Nearly half of the money spent on consumer technology will be for smartphones, which were forecast to account for 47 percent of spending on devices.
"Mobility really does make the world go around," Koenig said.
Koenig said during a CTA presentation ahead of the official opening of the Consumer Electronics Show here this week.
"The smartphone is the center of the consumer technology universe."
Meanwhile, Chinese electronics giant Huawei announced Tuesday a global launch of its mid-range Honor 6x smartphone, which includes dual-lens camera technology and is aimed at young consumers.The smartphone, which was launched in China last year, will be available in 13 new markets this month, including the United States, at a price of $249 to $299, the company announced at the Consumer Electronics Show in las Vegas.

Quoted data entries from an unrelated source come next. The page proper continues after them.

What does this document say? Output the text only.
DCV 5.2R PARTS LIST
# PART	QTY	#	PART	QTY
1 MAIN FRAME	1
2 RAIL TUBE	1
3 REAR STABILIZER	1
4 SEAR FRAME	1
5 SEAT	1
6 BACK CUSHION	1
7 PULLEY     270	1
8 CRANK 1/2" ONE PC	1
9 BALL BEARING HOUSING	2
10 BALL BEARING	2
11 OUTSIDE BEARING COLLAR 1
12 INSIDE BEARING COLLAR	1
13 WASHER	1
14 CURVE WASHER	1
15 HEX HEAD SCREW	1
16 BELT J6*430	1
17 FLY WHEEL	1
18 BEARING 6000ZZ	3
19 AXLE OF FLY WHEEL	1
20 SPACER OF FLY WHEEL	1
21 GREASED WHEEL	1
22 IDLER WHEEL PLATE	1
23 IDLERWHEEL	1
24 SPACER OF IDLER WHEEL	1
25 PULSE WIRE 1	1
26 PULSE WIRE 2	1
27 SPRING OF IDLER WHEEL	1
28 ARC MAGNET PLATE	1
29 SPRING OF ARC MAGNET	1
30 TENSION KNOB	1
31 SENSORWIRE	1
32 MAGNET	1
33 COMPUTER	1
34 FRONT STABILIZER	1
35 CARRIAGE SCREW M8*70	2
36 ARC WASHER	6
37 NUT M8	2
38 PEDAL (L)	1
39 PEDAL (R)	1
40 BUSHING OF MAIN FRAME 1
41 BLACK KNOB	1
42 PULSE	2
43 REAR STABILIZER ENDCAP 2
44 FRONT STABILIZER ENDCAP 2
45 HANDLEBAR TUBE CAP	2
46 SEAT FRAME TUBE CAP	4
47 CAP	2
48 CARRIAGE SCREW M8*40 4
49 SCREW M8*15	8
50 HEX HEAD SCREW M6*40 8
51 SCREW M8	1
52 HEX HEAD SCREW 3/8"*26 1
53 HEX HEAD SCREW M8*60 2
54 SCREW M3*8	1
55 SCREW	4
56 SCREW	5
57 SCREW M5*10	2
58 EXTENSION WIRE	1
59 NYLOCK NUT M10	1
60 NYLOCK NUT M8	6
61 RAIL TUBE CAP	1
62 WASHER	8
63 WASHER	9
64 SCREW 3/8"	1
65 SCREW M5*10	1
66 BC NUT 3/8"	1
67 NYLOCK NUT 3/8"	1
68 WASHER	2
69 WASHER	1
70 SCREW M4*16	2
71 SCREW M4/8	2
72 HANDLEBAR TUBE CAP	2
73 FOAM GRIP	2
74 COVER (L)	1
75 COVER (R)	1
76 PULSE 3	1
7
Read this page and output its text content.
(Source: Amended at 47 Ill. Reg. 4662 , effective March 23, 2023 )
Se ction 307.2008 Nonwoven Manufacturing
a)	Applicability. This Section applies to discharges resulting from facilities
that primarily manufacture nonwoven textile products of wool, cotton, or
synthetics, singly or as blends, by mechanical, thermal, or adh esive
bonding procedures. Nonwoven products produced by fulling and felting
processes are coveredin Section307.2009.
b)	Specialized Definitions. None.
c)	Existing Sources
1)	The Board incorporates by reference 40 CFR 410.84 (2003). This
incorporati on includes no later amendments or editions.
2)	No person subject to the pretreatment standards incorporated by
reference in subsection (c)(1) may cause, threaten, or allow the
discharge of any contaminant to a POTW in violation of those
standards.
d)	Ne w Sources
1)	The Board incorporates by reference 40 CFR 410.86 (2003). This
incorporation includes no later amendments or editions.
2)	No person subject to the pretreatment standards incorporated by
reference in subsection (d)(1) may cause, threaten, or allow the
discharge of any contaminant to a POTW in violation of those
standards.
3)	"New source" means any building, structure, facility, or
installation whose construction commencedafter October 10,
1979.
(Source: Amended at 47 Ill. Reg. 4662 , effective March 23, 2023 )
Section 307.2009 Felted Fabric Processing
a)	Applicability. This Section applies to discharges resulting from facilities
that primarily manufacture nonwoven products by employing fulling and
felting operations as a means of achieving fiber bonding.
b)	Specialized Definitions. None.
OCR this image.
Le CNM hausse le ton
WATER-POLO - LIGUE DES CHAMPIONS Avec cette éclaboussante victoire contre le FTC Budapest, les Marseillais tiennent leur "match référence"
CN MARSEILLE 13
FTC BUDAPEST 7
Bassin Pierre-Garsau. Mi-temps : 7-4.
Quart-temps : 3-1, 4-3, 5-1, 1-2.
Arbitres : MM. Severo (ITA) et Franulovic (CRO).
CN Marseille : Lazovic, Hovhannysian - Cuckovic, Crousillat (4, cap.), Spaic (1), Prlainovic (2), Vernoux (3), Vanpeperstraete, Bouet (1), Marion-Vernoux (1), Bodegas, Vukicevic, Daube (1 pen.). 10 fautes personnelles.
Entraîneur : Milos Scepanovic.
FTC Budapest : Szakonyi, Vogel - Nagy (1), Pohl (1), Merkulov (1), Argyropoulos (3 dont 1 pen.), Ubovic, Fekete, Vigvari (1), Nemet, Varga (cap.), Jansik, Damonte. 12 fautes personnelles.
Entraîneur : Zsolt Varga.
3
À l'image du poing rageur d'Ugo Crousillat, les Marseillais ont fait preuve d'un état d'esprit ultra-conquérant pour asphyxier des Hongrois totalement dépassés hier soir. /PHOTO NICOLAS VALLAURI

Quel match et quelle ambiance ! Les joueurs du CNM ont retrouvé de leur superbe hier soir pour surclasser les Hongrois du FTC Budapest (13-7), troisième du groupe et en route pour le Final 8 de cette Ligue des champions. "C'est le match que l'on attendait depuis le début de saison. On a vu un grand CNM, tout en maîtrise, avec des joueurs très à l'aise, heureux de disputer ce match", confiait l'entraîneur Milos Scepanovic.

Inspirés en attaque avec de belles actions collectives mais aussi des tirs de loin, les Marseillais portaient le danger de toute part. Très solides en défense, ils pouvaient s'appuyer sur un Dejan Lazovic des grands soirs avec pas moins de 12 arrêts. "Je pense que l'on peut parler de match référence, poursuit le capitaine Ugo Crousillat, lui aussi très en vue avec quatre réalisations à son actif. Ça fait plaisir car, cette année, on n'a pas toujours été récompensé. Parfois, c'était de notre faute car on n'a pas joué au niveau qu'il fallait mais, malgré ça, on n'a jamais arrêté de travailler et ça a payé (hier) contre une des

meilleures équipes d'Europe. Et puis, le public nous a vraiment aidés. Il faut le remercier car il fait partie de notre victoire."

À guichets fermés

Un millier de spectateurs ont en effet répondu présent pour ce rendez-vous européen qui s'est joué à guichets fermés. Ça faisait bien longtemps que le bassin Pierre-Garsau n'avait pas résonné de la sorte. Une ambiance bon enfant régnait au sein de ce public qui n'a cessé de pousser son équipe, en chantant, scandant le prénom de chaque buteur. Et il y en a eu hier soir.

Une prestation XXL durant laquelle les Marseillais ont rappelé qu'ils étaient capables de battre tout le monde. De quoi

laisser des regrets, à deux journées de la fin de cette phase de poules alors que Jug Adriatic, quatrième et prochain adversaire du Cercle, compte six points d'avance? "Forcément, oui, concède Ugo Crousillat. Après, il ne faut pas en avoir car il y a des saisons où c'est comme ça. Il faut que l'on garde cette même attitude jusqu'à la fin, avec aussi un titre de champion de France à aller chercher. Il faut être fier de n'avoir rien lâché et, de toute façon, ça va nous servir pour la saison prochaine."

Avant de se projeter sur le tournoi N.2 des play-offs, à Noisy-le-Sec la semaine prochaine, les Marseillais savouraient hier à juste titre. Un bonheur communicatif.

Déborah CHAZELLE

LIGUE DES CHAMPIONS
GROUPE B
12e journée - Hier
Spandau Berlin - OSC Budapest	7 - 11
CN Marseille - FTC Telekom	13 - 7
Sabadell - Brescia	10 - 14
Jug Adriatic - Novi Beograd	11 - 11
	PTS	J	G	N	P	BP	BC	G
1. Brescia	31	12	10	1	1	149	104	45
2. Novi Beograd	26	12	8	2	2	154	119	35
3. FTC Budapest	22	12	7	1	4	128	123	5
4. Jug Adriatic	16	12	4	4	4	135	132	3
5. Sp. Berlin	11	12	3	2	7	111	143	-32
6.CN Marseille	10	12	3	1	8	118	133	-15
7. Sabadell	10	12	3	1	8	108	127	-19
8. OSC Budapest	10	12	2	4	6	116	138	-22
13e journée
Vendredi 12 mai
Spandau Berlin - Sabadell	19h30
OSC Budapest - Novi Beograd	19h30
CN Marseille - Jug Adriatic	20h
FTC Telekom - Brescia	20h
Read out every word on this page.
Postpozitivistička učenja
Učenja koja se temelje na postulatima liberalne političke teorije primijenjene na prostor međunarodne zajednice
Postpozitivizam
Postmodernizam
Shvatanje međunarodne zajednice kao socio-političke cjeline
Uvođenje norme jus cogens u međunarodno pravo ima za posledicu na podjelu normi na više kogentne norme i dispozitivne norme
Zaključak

Elsewhere at the Consumer Electronics Show, Faraday Future, the secretive electric car startup with ambitions to overtake Tesla, unveiled its first production vehicle Tuesday, proclaiming it to be a "new species" for personal transportation. The company, backed by Chinese billionaire Jia Yueting (YT Jia), announced at the Consumer Electronics Show that it would begin taking reservations for deliveries in 2018 with a $5,000 deposit for its FF91 model. Faraday, which last year unveiled its prototype and is building a factory outside Las Vegas, did not offer details on pricing of the new vehicle. But it touted specifications on battery range, power and acceleration that pointed to a high-end vehicle, outperforming Tesla on key benchmarks. In one key benchmark, the Faraday offers an estimated 378 miles (604 kilometers) of range before needing recharging, based on U.S. testing standards, better than Tesla's 315 miles. Based on European testing standards, the range is 700 kilometers or some 435 miles.
Meanwhile, Tesla said Tuesday production last year surged 64 percent compared to 2015, but the company missed its delivery target for the final three months of 2016.
Tesla produced 24,882 vehicles in the final quarter of the year, resulting in a total production of 83,922 vehicles in 2016. However, the company said it hit its production goal and had 6,450 vehicles in transit to customers that will count towards the first quarter delivery total.